Methods: Patients who underwent the endoscopic modified transpterygoid-contents intact technique (EMTCIT) for lateral sphenoid recess encephaloceles at two academic centers between 2014 and 2019 were identified. Patients with any other pathologies (iatrogenic CSF leaks, skull base tumors) were not included. Patient demographics, repair techniques, and outcomes were recorded. The primary endpoint was successful repair of the CSF leak, with secondary outcomes including dry eye, bleeding, or trigeminal nerve related symptoms. The technique begins with removal of the posteromedial wall of maxillary sinus. The palatine bone is drilled and the anterior aspect of the bony sphenopalatine foramen is removed to permit mobilization of the medial aspect of the PTF contents. The sphenoid face is opened maximally in the lateral dimension. Dissection in a subperiosteal plane is performed for mobilization of the PPF contents inferiorly and laterally. This permits further bone removal of the lateral sphenoid face and pterygoid wedge, permitting access to the lateral recess. If necessary, the Vidian nerve and/or the distal aspect of the sphenopalatine artery may be sacrificed to provide further exposure. Using a 30degree endoscope with a malleable bipolar or angled coblator, the encephalocele is resected. The skull base defect is then prepared and reconstructed with free or pedicled nasal mucosal grafts.
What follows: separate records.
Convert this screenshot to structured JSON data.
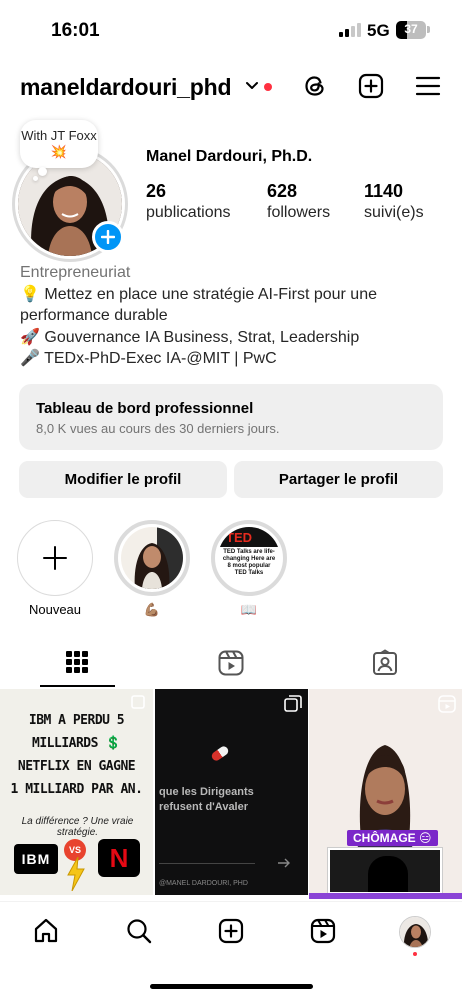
{
  "status_bar": {
    "time": "16:01",
    "network": "5G",
    "battery": "37",
    "battery_level_percent": 37
  },
  "header": {
    "username": "maneldardouri_phd",
    "icons": [
      "chevron-down-icon",
      "threads-icon",
      "create-icon",
      "menu-icon"
    ]
  },
  "profile": {
    "note_text": "With JT Foxx 💥",
    "full_name": "Manel Dardouri, Ph.D.",
    "stats": [
      {
        "value": "26",
        "label": "publications"
      },
      {
        "value": "628",
        "label": "followers"
      },
      {
        "value": "1140",
        "label": "suivi(e)s"
      }
    ],
    "bio": {
      "category": "Entrepreneuriat",
      "lines": [
        "💡 Mettez en place une stratégie AI-First pour une performance durable",
        "🚀 Gouvernance IA Business, Strat, Leadership",
        "🎤 TEDx-PhD-Exec IA-@MIT | PwC"
      ]
    }
  },
  "dashboard": {
    "title": "Tableau de bord professionnel",
    "subtitle": "8,0 K vues au cours des 30 derniers jours."
  },
  "buttons": {
    "edit_profile": "Modifier le profil",
    "share_profile": "Partager le profil"
  },
  "highlights": [
    {
      "label": "Nouveau"
    },
    {
      "label": "💪🏽"
    },
    {
      "label": "📖"
    }
  ],
  "highlight_thumb_text": "TED Talks are life-changing Here are 8 most popular TED Talks",
  "tabs": [
    "grid-icon",
    "reels-icon",
    "tagged-icon"
  ],
  "posts": [
    {
      "title_lines": [
        "IBM A PERDU 5",
        "MILLIARDS 💲",
        "NETFLIX EN GAGNE",
        "1 MILLIARD PAR AN."
      ],
      "subtitle": "La différence ? Une vraie stratégie.",
      "logos": [
        "IBM",
        "VS",
        "N"
      ]
    },
    {
      "text_lines": [
        "que les Dirigeants",
        "refusent d'Avaler"
      ],
      "handle": "@MANEL DARDOURI, PHD"
    },
    {
      "badge": "CHÔMAGE 😑",
      "progress_fraction": 1.0
    }
  ],
  "colors": {
    "accent_blue": "#0095f6",
    "notification_red": "#ff3040",
    "button_bg": "#efefef",
    "reel_purple": "#7b27c9"
  }
}
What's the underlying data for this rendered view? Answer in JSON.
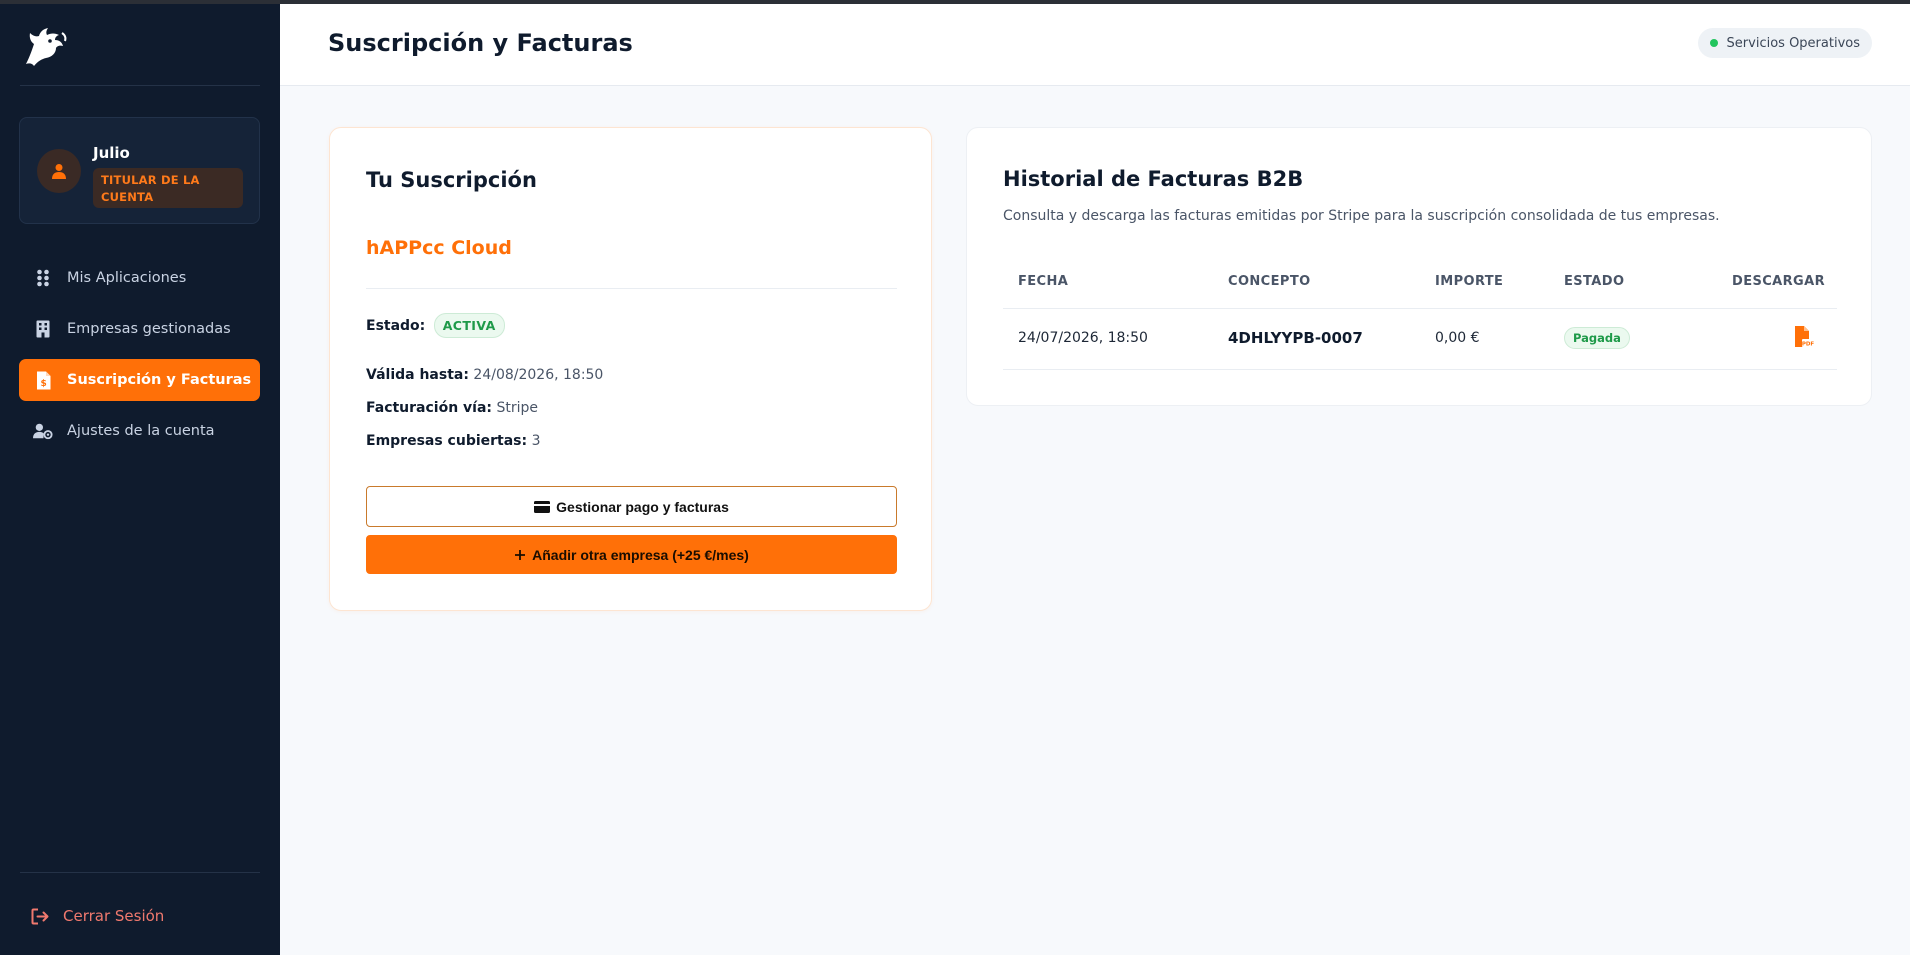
{
  "sidebar": {
    "user": {
      "name": "Julio",
      "role": "TITULAR DE LA CUENTA"
    },
    "nav": [
      {
        "label": "Mis Aplicaciones",
        "icon": "grid-dots-icon"
      },
      {
        "label": "Empresas gestionadas",
        "icon": "building-icon"
      },
      {
        "label": "Suscripción y Facturas",
        "icon": "invoice-dollar-icon",
        "active": true
      },
      {
        "label": "Ajustes de la cuenta",
        "icon": "user-gear-icon"
      }
    ],
    "logout_label": "Cerrar Sesión"
  },
  "header": {
    "title": "Suscripción y Facturas",
    "status": "Servicios Operativos"
  },
  "subscription": {
    "title": "Tu Suscripción",
    "plan": "hAPPcc Cloud",
    "status_label": "Estado:",
    "status_value": "ACTIVA",
    "valid_label": "Válida hasta:",
    "valid_value": "24/08/2026, 18:50",
    "billing_label": "Facturación vía:",
    "billing_value": "Stripe",
    "companies_label": "Empresas cubiertas:",
    "companies_value": "3",
    "manage_button": "Gestionar pago y facturas",
    "add_button": "Añadir otra empresa (+25 €/mes)"
  },
  "invoices": {
    "title": "Historial de Facturas B2B",
    "description": "Consulta y descarga las facturas emitidas por Stripe para la suscripción consolidada de tus empresas.",
    "columns": [
      "FECHA",
      "CONCEPTO",
      "IMPORTE",
      "ESTADO",
      "DESCARGAR"
    ],
    "rows": [
      {
        "date": "24/07/2026, 18:50",
        "concept": "4DHLYYPB-0007",
        "amount": "0,00 €",
        "status": "Pagada"
      }
    ]
  },
  "colors": {
    "accent": "#ff7008",
    "sidebar_bg": "#0f1b2d",
    "success": "#1e9a49",
    "logout": "#f0796e"
  }
}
Results: Twenty-one patients underwent the EMTCIT. The average BMI was 46.4. Skull base defects were reconstructed using free mucosal grafts in the large majority of cases (15/21). A nasoseptal flap was used in four patients and fat in two patients. There were no persistent or recurrent CSF leaks occurred for a 100% success rate. Complications included three patients with temporary V2 anesthesia that recovered (14.3%), and 1 patient with subjective eye dryness which improved over several months (4.8%). There were no cases of epistaxis or hemorrhage requiring intervention. Average follow-up was 1.1 years.
Discussion: The modified transpterygoid technique described allows for access to the lateral sphenoid sinus without exposure of the PPF contents, greatly simplifying the approach and minimizing damage to neurovascular structures. Although the exposure afforded is not a straight-line trajectory to the defect site, our results suggest that with the aid of angled endoscopes and instruments, successful management of encephaloceles in this area can be reliably performed. For more aggressive pathologies, a traditional transpterygoid approach with PTF dissection may be preferred.
Conclusion: The EMTCIT greatly simplifies exposure of the lateral sphenoid sinus for management of encephaloceles, without compromising access. This technique obviates the need for PTF dissection and should be considered for the management of benign lesions involving the lateral sphenoid sinus.